On ne nait pas avec des engagements. C’est une certaine sensibilité que j’ai toujours eue pour le monde du vivant, élevé dans une ferme, passant ma vie dehors, curieux et émerveillé par la nature. A la fin des années 80, je suis venu en Savoie faire un stage agricole et j’y ai rencontré des gens qui pratiquaient l’agriculture bio. L’étincelle en moi est devenue flamme. J’ai arrêté mes études agricoles et commencé à vendre des produits bio sur les marchés.

Jusqu’au jour où vous commencez à fabriquer votre propre pain…

En Picardie, j’ai repris avec mon beau-frère la construction d’un projet de fournil. C’était un tout petit local avec un petit four en brique où j’ai fait mes premières armes. C’était plus que de l’artisanat ; vraiment authentique et 100 % bio.

Votre engagement va-t-il aussi jusque dans la construction de vos locaux ?
Nous avons deux sites de production : l’un dédié à la chocolaterie et la confiserie, qui était le site historique, et le deuxième de 2 000m², dédié à la biscuiterie et à la boulangerie, dans des bâtiments BBC (norme basse consommation, ndlr) avec des matériaux écologiques : beaucoup de bois, des isolants à base de fibre de bois et de chanvre, des capteurs solaires, de la récupération d’eau de pluie… Nous avons conçu ces bâtiments sur les bases du Feng Shui, travaillé avec un géobiologue pour choisir un environnement propice où les gens puissent s’épanouir et que les produits puissent en profiter.

A l’approche de Pâques les chocolats arrivent en tête de gondole.
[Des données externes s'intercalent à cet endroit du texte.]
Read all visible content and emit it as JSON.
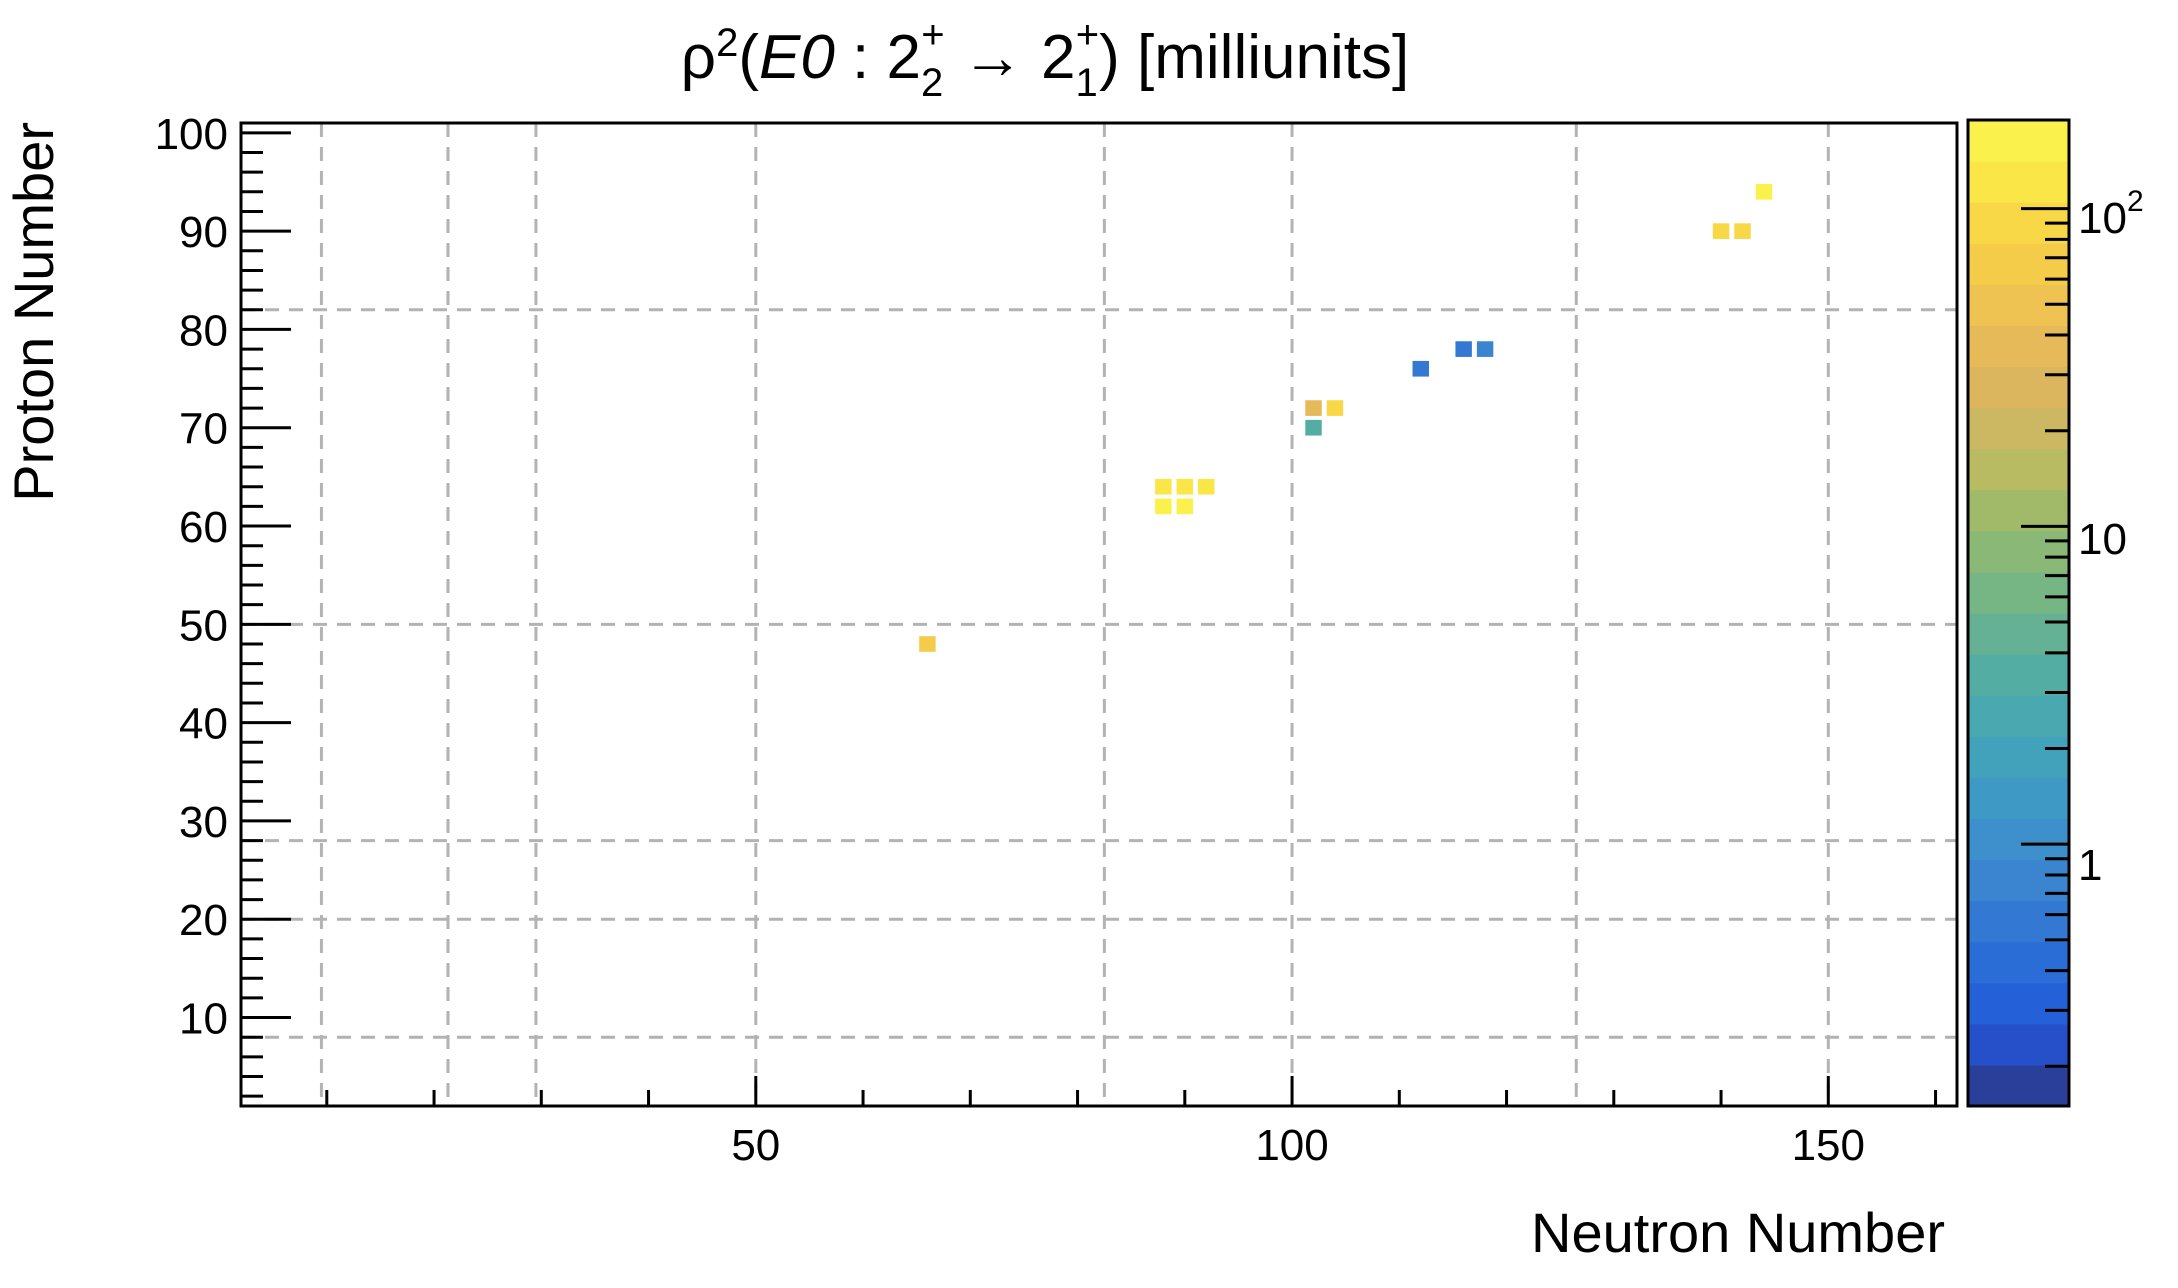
{
  "chart_data": {
    "type": "heatmap",
    "title": "ρ²(E0 : 2₂⁺ → 2₁⁺) [milliunits]",
    "title_parts": {
      "rho": "ρ",
      "rho_sup": "2",
      "open": "(",
      "e0": "E0",
      "colon": " : 2",
      "sub1": "2",
      "sup1": "+",
      "arrow": " → 2",
      "sub2": "1",
      "sup2": "+",
      "close": ") [milliunits]"
    },
    "xlabel": "Neutron Number",
    "ylabel": "Proton Number",
    "xlim": [
      2,
      162
    ],
    "ylim": [
      1,
      101
    ],
    "x_ticks": [
      50,
      100,
      150
    ],
    "x_tick_labels": [
      "50",
      "100",
      "150"
    ],
    "y_ticks": [
      10,
      20,
      30,
      40,
      50,
      60,
      70,
      80,
      90,
      100
    ],
    "y_tick_labels": [
      "10",
      "20",
      "30",
      "40",
      "50",
      "60",
      "70",
      "80",
      "90",
      "100"
    ],
    "x_gridlines": [
      9.5,
      21.3,
      29.5,
      50,
      82.5,
      100,
      126.5,
      150
    ],
    "y_gridlines": [
      8,
      20,
      28,
      50,
      82
    ],
    "grid": true,
    "z_scale": "log",
    "z_range": [
      0.15,
      190
    ],
    "colorbar_ticks": [
      1,
      10,
      100
    ],
    "colorbar_tick_labels": {
      "one": "1",
      "ten": "10",
      "hundred_base": "10",
      "hundred_exp": "2"
    },
    "colorbar_colors": [
      "#2a3f9a",
      "#2550c9",
      "#2460d8",
      "#2b6dd6",
      "#3378d3",
      "#3b84cf",
      "#3d90cb",
      "#3e9ac4",
      "#42a2bc",
      "#4aa8b0",
      "#54ada3",
      "#64b195",
      "#76b685",
      "#8ab877",
      "#a0ba6a",
      "#b8bb62",
      "#ccb862",
      "#dbb65e",
      "#e6ba58",
      "#efc351",
      "#f4cc4a",
      "#f8d846",
      "#fbe647",
      "#faf14d"
    ],
    "cells": [
      {
        "n": 66,
        "z": 48,
        "v": 60
      },
      {
        "n": 88,
        "z": 62,
        "v": 150
      },
      {
        "n": 90,
        "z": 62,
        "v": 150
      },
      {
        "n": 88,
        "z": 64,
        "v": 110
      },
      {
        "n": 90,
        "z": 64,
        "v": 110
      },
      {
        "n": 92,
        "z": 64,
        "v": 110
      },
      {
        "n": 102,
        "z": 70,
        "v": 3
      },
      {
        "n": 102,
        "z": 72,
        "v": 40
      },
      {
        "n": 104,
        "z": 72,
        "v": 90
      },
      {
        "n": 112,
        "z": 76,
        "v": 0.5
      },
      {
        "n": 116,
        "z": 78,
        "v": 0.6
      },
      {
        "n": 118,
        "z": 78,
        "v": 0.8
      },
      {
        "n": 140,
        "z": 90,
        "v": 80
      },
      {
        "n": 142,
        "z": 90,
        "v": 80
      },
      {
        "n": 144,
        "z": 94,
        "v": 180
      }
    ]
  }
}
Les vôtres sont issus du commerce équitable.
Pour tous nos échanges de produits Nord-Sud, comme le sucre, le chocolat, la noix de coco, nous sommes dans des démarches de commerce équitable. Notre cacao vient de Saint-Domingue (République Dominicaine), où nous développons des filières avec des petits producteurs. Nous ne leur achetons pas seulement de la matière, nous avons un projet de développement, en amenant des technologies qui leur procurent une certaine autonomie – des outils pour transformer le cacao, par exemple, et une rémunération qui leur permet d’être complètement indépendants.

Qu’est-ce que votre chocolat a de plus qu’un chocolat traditionnel ?
Il n’y a pas de traitement chimique au niveau de la culture, ni de destruction de la forêt naturelle ! Aujourd’hui, des entreprises pratiquent la déforestation pour créer de grands espaces de production et des cacaotiers qui poussent à découvert. Ça, chez nous, c’est niet !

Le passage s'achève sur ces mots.